There are so many resources available now for improving your ear, both for general musicianship, and more specifically for improvisation. One simple little device that can be immensely helpful is a drone. (I’m of course talking about a device that makes a continuous humming sound, not the aircraft.)
In the past few months, I’ve been spending a little time each day of my practice session using a drone. Besides the improvements I’ve gained in my harmonic imagination, intonation, etc., I’ve simply been having a blast playing with it, and wanted to share some of my ideas and experiences with you.
There are three main skills in which practicing with a drone will help you improve and expand upon:
- Harmonic recognition/imagination
- Rhythmic imagination
Let’s look at these one at a time.
For intonation, playing long tones, melodies, overtones, etc., with a drone is far more effective than practicing with a visual tuner. Learning how to hear and respond immediately to the necessary changes in voicing is fundamental to any wind instrumentalist. (Notice that I said “hear”!)
By practicing long tones with a drone you rely completely upon your aural senses and let your brain know what to do to voice the note most effectively. It’s almost fail proof. All you have to do is play with the drone and cancel out the unpleasant waves you hear. You don’t even need to know specifically what you did physically to make the changes. Just trust your ear and your brain.
A great and really fun way to improve the accuracy of your harmonic ear (as well as to expand it!) is to practice simple improvisation explorations with a drone. By perceiving the drone as a particular point of reference, you can systematically (or randomly, if you prefer) give yourself the experience of hearing how different pitches relate to it.
Here are a few examples of how you can practice this way:
- Use the drone pitch as the root of an assigned key center. For example, if your drone is a concert “C”, practice improvising simple melodies with the various tonalities of “C”: major, melodic minor, harmonic minor, Lydian, harmonic major (pentatonic scales, including major, minor and harmonic major), etc. Play around with changing key colors in your improvisation (e.g., going from major to Lydian; melodic minor to harmonic major, etc.) Listen, and enjoy, as you connect intention with aural precision.
- Perceive the drone pitch as various degrees of a particular scale. So think of a “C” drone as the root, 2nd, 3rd, etc., as you improvise in a particular “C” tonality. You’ll learn to hear and imagine scale degrees in relation to your melodic statements.
- Explore the drone as various altered tensions. You can do this with a scale or chord in mind.

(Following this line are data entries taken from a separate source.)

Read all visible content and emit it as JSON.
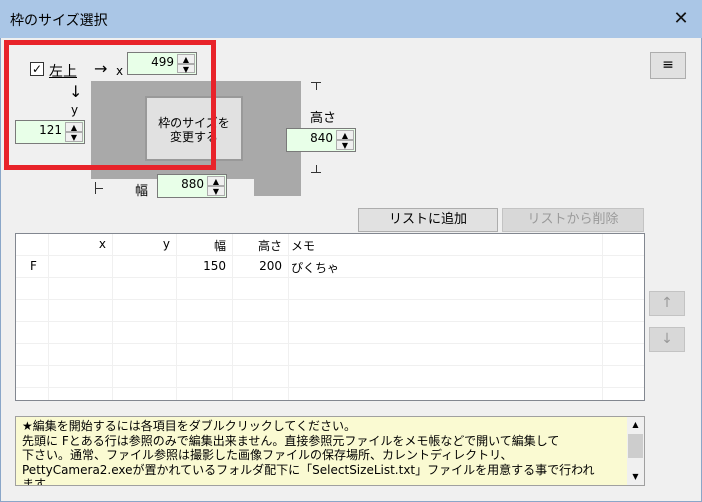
{
  "window": {
    "title": "枠のサイズ選択",
    "close_glyph": "✕"
  },
  "topleft": {
    "checkbox_checked": true,
    "label": "左上",
    "arrow_right": "→",
    "x_label": "x",
    "arrow_down": "↓",
    "y_label": "y",
    "x_value": "499",
    "y_value": "121"
  },
  "size": {
    "height_label": "高さ",
    "height_value": "840",
    "width_label": "幅",
    "width_value": "880",
    "change_button": "枠のサイズを\n変更する"
  },
  "menu_button": "≡",
  "actions": {
    "add": "リストに追加",
    "remove": "リストから削除"
  },
  "list": {
    "columns": [
      "",
      "x",
      "y",
      "幅",
      "高さ",
      "メモ"
    ],
    "rows": [
      {
        "c0": "F",
        "x": "",
        "y": "",
        "w": "150",
        "h": "200",
        "memo": "ぴくちゃ"
      }
    ]
  },
  "side_buttons": {
    "up": "↑",
    "down": "↓"
  },
  "info": {
    "lines": [
      "★編集を開始するには各項目をダブルクリックしてください。",
      "先頭に Fとある行は参照のみで編集出来ません。直接参照元ファイルをメモ帳などで開いて編集して",
      "下さい。通常、ファイル参照は撮影した画像ファイルの保存場所、カレントディレクトリ、",
      "PettyCamera2.exeが置かれているフォルダ配下に「SelectSizeList.txt」ファイルを用意する事で行われ",
      "ます。"
    ]
  },
  "colors": {
    "titlebar": "#aac6e6",
    "highlight": "#e8232a",
    "spin_bg": "#e8ffe8",
    "info_bg": "#fafad2"
  }
}
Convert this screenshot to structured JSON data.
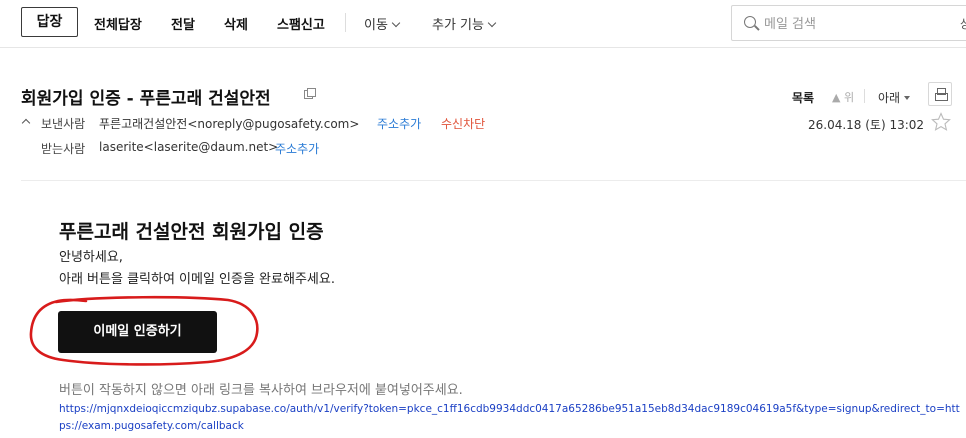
{
  "toolbar": {
    "reply": "답장",
    "reply_all": "전체답장",
    "forward": "전달",
    "delete": "삭제",
    "spam": "스팸신고",
    "move": "이동",
    "more": "추가 기능",
    "search_placeholder": "메일 검색",
    "search_detail": "상세"
  },
  "message": {
    "subject": "회원가입 인증 - 푸른고래 건설안전",
    "nav": {
      "list": "목록",
      "up": "위",
      "down": "아래"
    },
    "sender_label": "보낸사람",
    "sender_address": "푸른고래건설안전<noreply@pugosafety.com>",
    "add_contact": "주소추가",
    "block_sender": "수신차단",
    "recipient_label": "받는사람",
    "recipient_address": "laserite<laserite@daum.net>",
    "add_contact_2": "주소추가",
    "date": "26.04.18 (토) 13:02"
  },
  "body": {
    "title": "푸른고래 건설안전 회원가입 인증",
    "greeting": "안녕하세요,",
    "instruction": "아래 버튼을 클릭하여 이메일 인증을 완료해주세요.",
    "verify_button": "이메일 인증하기",
    "fallback_text": "버튼이 작동하지 않으면 아래 링크를 복사하여 브라우저에 붙여넣어주세요.",
    "verify_url": "https://mjqnxdeioqiccmziqubz.supabase.co/auth/v1/verify?token=pkce_c1ff16cdb9934ddc0417a65286be951a15eb8d34dac9189c04619a5f&type=signup&redirect_to=https://exam.pugosafety.com/callback"
  },
  "colors": {
    "link_blue": "#2a7bd5",
    "block_red": "#e0533a",
    "url_blue": "#1a3fc4",
    "annotation_red": "#d81b1b"
  }
}
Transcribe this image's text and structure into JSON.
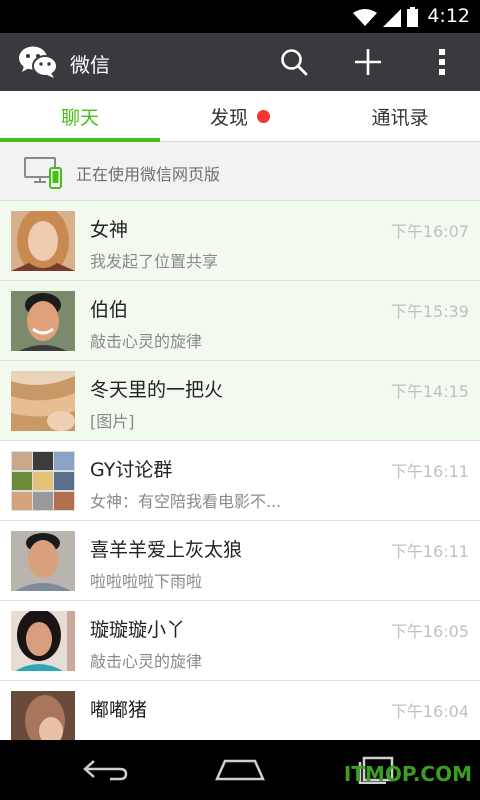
{
  "status_bar": {
    "time": "4:12",
    "icons": [
      "wifi-icon",
      "cell-signal-icon",
      "battery-icon"
    ]
  },
  "header": {
    "title": "微信",
    "logo_icon": "wechat-logo-icon",
    "actions": [
      "search-icon",
      "plus-icon",
      "overflow-menu-icon"
    ]
  },
  "tabs": {
    "items": [
      {
        "label": "聊天",
        "active": true
      },
      {
        "label": "发现",
        "badge": "red-dot"
      },
      {
        "label": "通讯录"
      }
    ]
  },
  "web_banner": {
    "text": "正在使用微信网页版",
    "icon": "desktop-phone-icon"
  },
  "chats": [
    {
      "name": "女神",
      "preview": "我发起了位置共享",
      "time": "下午16:07",
      "pinned": true
    },
    {
      "name": "伯伯",
      "preview": "敲击心灵的旋律",
      "time": "下午15:39",
      "pinned": true
    },
    {
      "name": "冬天里的一把火",
      "preview": "[图片]",
      "time": "下午14:15",
      "pinned": true
    },
    {
      "name": "GY讨论群",
      "preview": "女神：有空陪我看电影不...",
      "time": "下午16:11",
      "pinned": false
    },
    {
      "name": "喜羊羊爱上灰太狼",
      "preview": "啦啦啦啦下雨啦",
      "time": "下午16:11",
      "pinned": false
    },
    {
      "name": "璇璇璇小丫",
      "preview": "敲击心灵的旋律",
      "time": "下午16:05",
      "pinned": false
    },
    {
      "name": "嘟嘟猪",
      "preview": "。。。。。。。",
      "time": "下午16:04",
      "pinned": false
    }
  ],
  "nav_bar": {
    "buttons": [
      "back-icon",
      "home-icon",
      "recents-icon"
    ]
  },
  "watermark": "ITMOP.COM",
  "colors": {
    "accent": "#45c01a",
    "header_bg": "#393a3f",
    "badge": "#f43530",
    "pinned_bg": "#f2faf0"
  }
}
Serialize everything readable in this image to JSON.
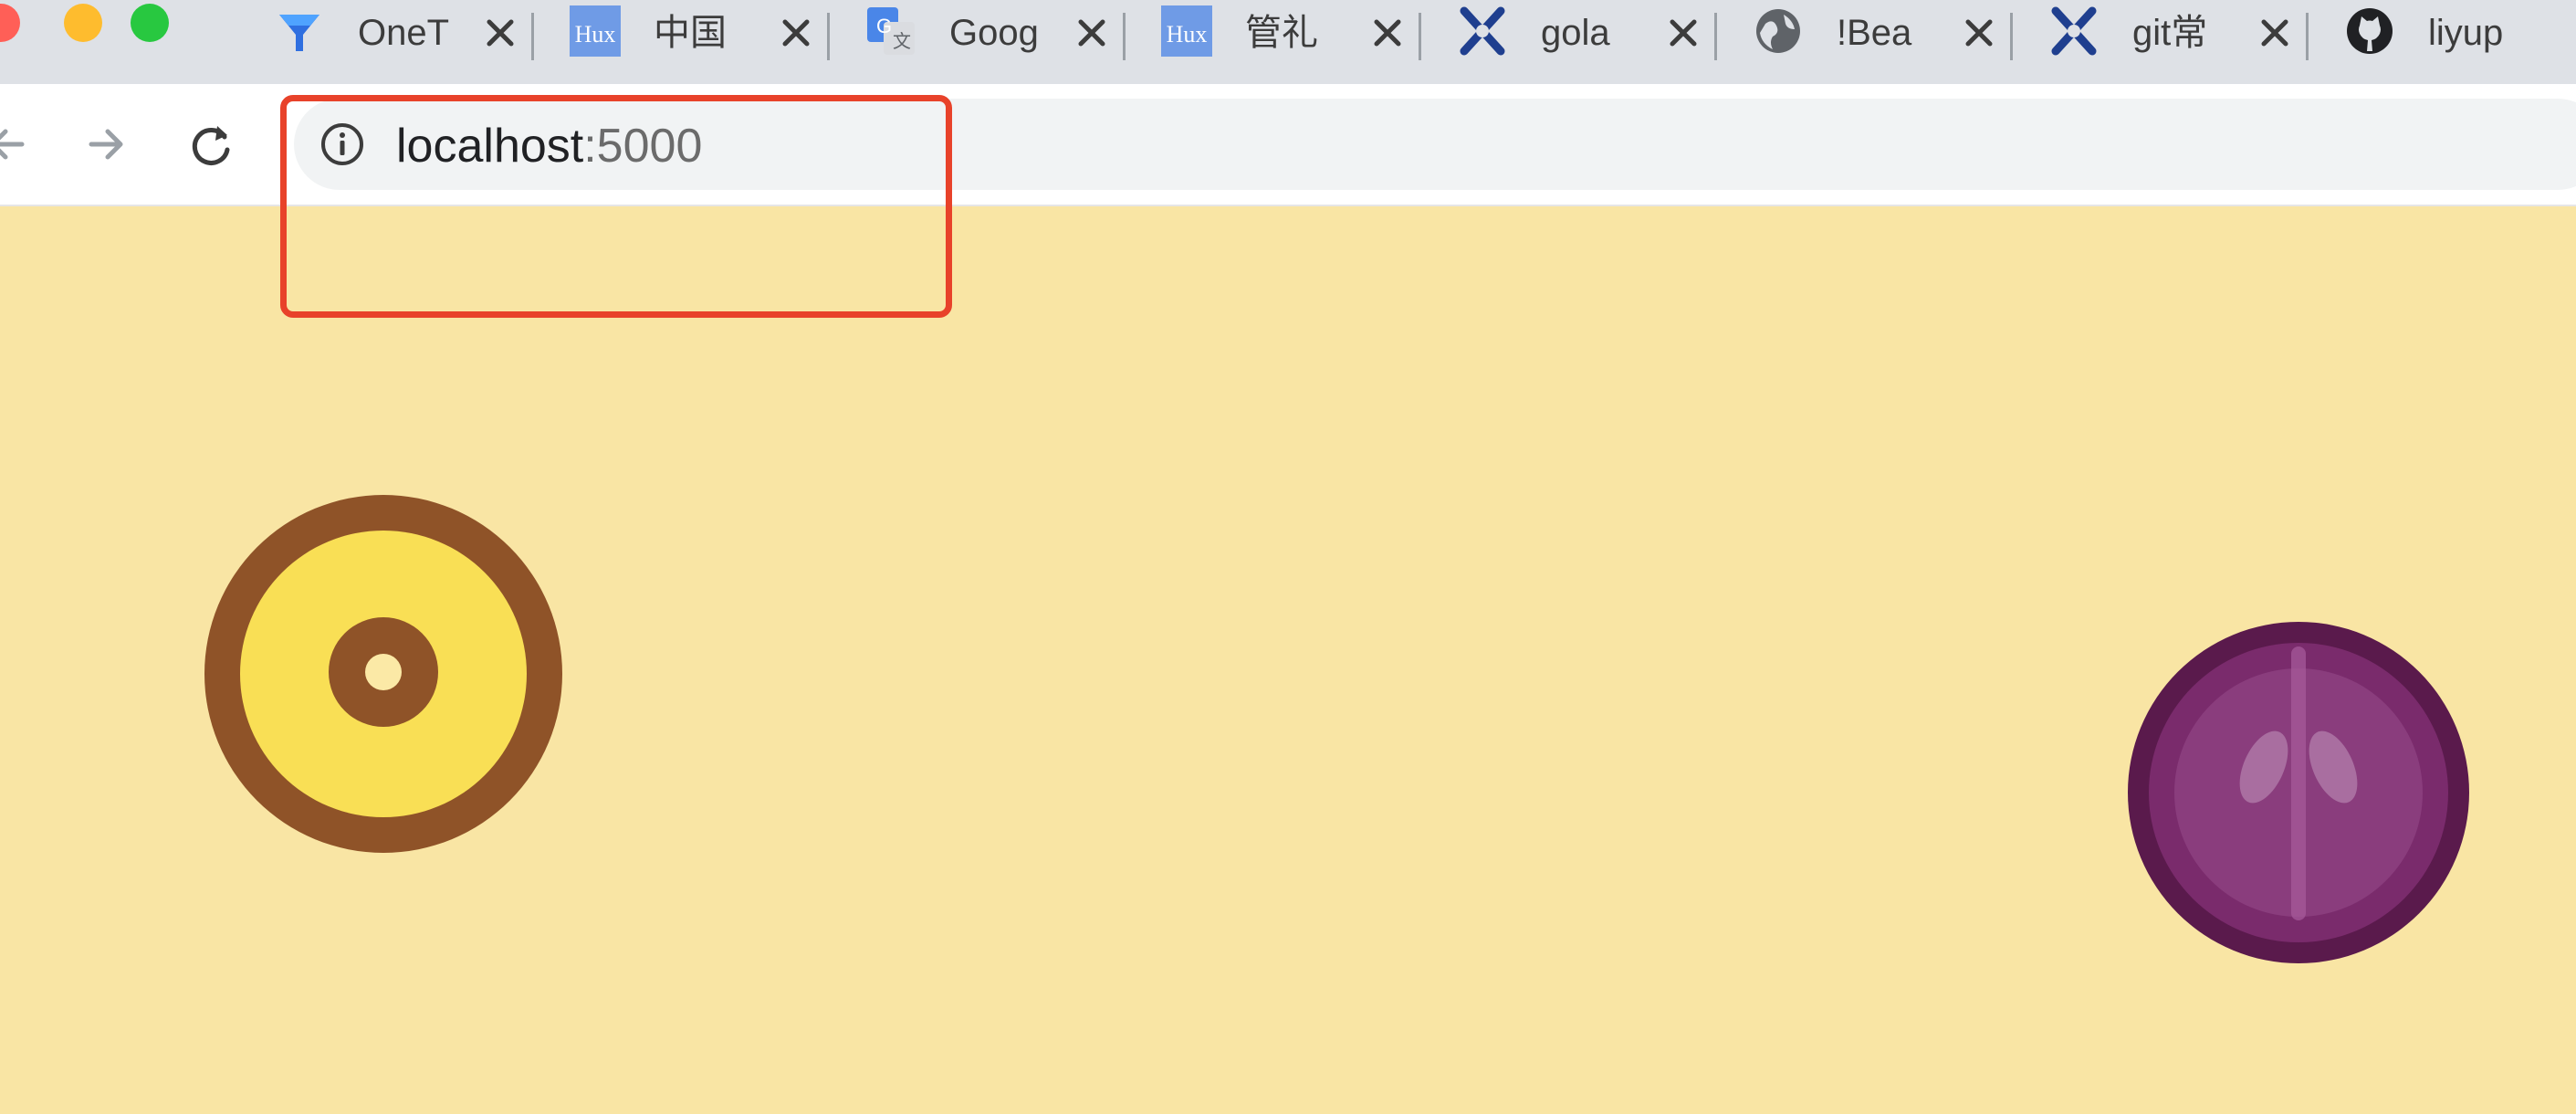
{
  "window": {
    "traffic_lights": {
      "close": "#ff5f57",
      "minimize": "#febc2e",
      "zoom": "#28c840"
    }
  },
  "tabs": [
    {
      "title": "OneT",
      "icon": "funnel-icon"
    },
    {
      "title": "中国",
      "icon": "hux-icon"
    },
    {
      "title": "Goog",
      "icon": "google-translate-icon"
    },
    {
      "title": "管礼",
      "icon": "hux-icon"
    },
    {
      "title": "gola",
      "icon": "logo-x-icon"
    },
    {
      "title": "!Bea",
      "icon": "globe-icon"
    },
    {
      "title": "git常",
      "icon": "logo-x-icon"
    },
    {
      "title": "liyup",
      "icon": "github-icon"
    }
  ],
  "toolbar": {
    "url_host": "localhost",
    "url_port": ":5000",
    "info_icon": "info-icon",
    "back_icon": "back-arrow-icon",
    "forward_icon": "forward-arrow-icon",
    "reload_icon": "reload-icon"
  },
  "page": {
    "background": "#f9e5a4",
    "highlight_color": "#e8422a",
    "sprites": [
      {
        "name": "yellow-ring-sprite",
        "colors": {
          "outer": "#8f5328",
          "inner": "#f9df55"
        }
      },
      {
        "name": "purple-ball-sprite",
        "colors": {
          "outer": "#5a1a4c",
          "inner": "#8a3d7d"
        }
      }
    ]
  }
}
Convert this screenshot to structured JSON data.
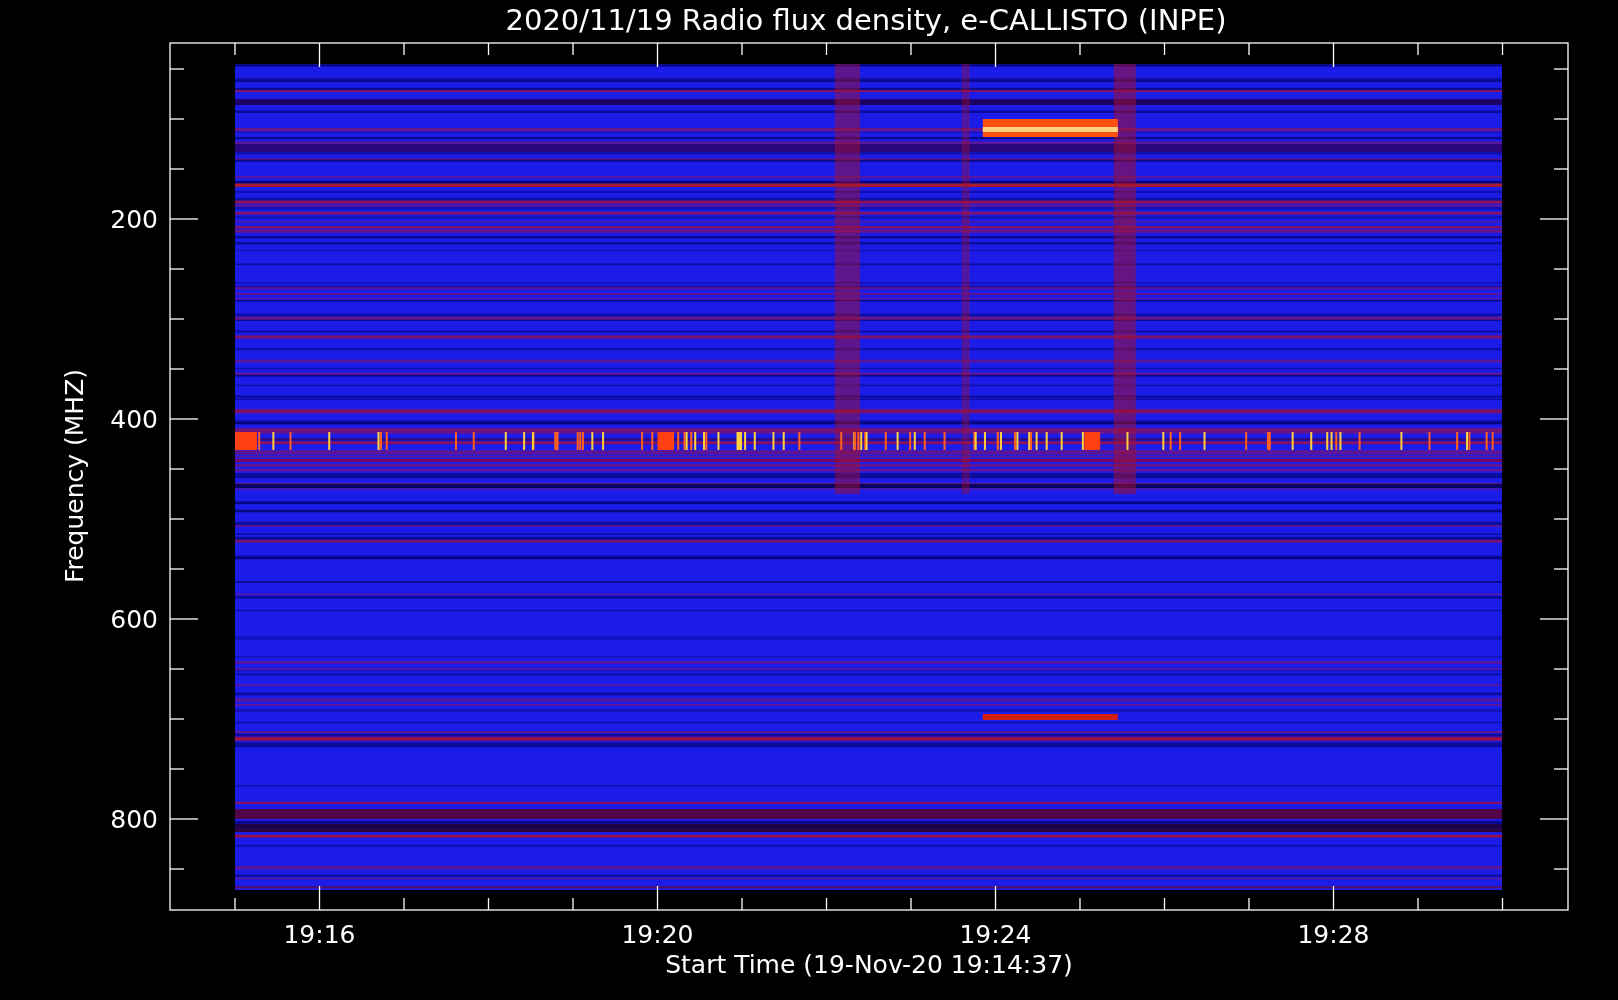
{
  "title": "2020/11/19  Radio flux density, e-CALLISTO (INPE)",
  "y_axis": {
    "label": "Frequency (MHZ)",
    "ticks": [
      "200",
      "400",
      "600",
      "800"
    ]
  },
  "x_axis": {
    "label": "Start Time (19-Nov-20 19:14:37)",
    "ticks": [
      "19:16",
      "19:20",
      "19:24",
      "19:28"
    ]
  }
}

For example, you can perceive your “C” drone as the raised 11th of the key of F# major (as a B#, actually), or as the flatted 13th of an E7 chord. By playing around with these tensions this way, you’ll develop a more vivid harmonic imagination, turning “altered tensions” into an actual aural experience instead of a just a theoretical idea.
- Drone over a standard song. Choose a tune that is both harmonically complex and enjoyable to improvise over, and set the drone as the tonic root note. Practicing this way will help you to really internalize the modulations found within the harmony of the song.
- Have no specific key center in mind. Yes, just improvise/explore freely, noticing how certain combinations of notes work over the drone. Learn to get comfortable with (and recognize) various degrees of dissonance. Just let your mind run free and see what you discover. Or maybe make variations on a simple intervallic pattern.
Practicing with a drone can also really open up your rhythmic imagination. The constancy of the drone sound acts as a kind of support for you to push against, yet provides no specific rhythmic stimulus. At first, this can seem kind of challenging, as perhaps no kind of rhythmic movement comes immediately to mind.
But after even just a short amount of practice, you’ll find yourself imagining and playing multiple rhythmic pulses. As you spend even more time, you can explore various types of odd-metered groupings and time feels, modulating tempos and more. Practicing this way will make rhythmic variation much more available to you as you improvise.
And if you like, you can also practice with a drone and a time source (either a drum loop or metronome) at the same time. This is not only immensely helpful in opening up possibilities, but also, is very meditative, engaging and calming.
It’s not hard to get access to some good drones, these days. Here are a few resources:
I use two different smartphone/tablet apps. I have an iPad, and my favorite is RealTanpura, which simulates the four-stringed drone instrument used in Indian classical music. I like it because it has a beautiful sound, and I can change the pulsation of the drone, as well as choose various other modes (harmonic organizations), speed, pluck rate, etc.
The other app that I use from time to time is Scale-Master, which is a synthesized drone, but comes with various features that are useful, like being able to create specific intervallic drones, and a large range of frequencies.
Though I haven’t tried it myself, two of my students really love the Android drone app by saxophonist Matt Otto, which has sounds that are more sonically relevant to playing jazz.
Whichever you choose, if you start daily practice with a drone, you’ll discover all kinds of new ways to think of and hear music. Your ear will improve, and you’ll have lots of satisfying, highly enjoyable playing experiences.
And if you know of, or use, an app that you think is particularly good, please let me know about it!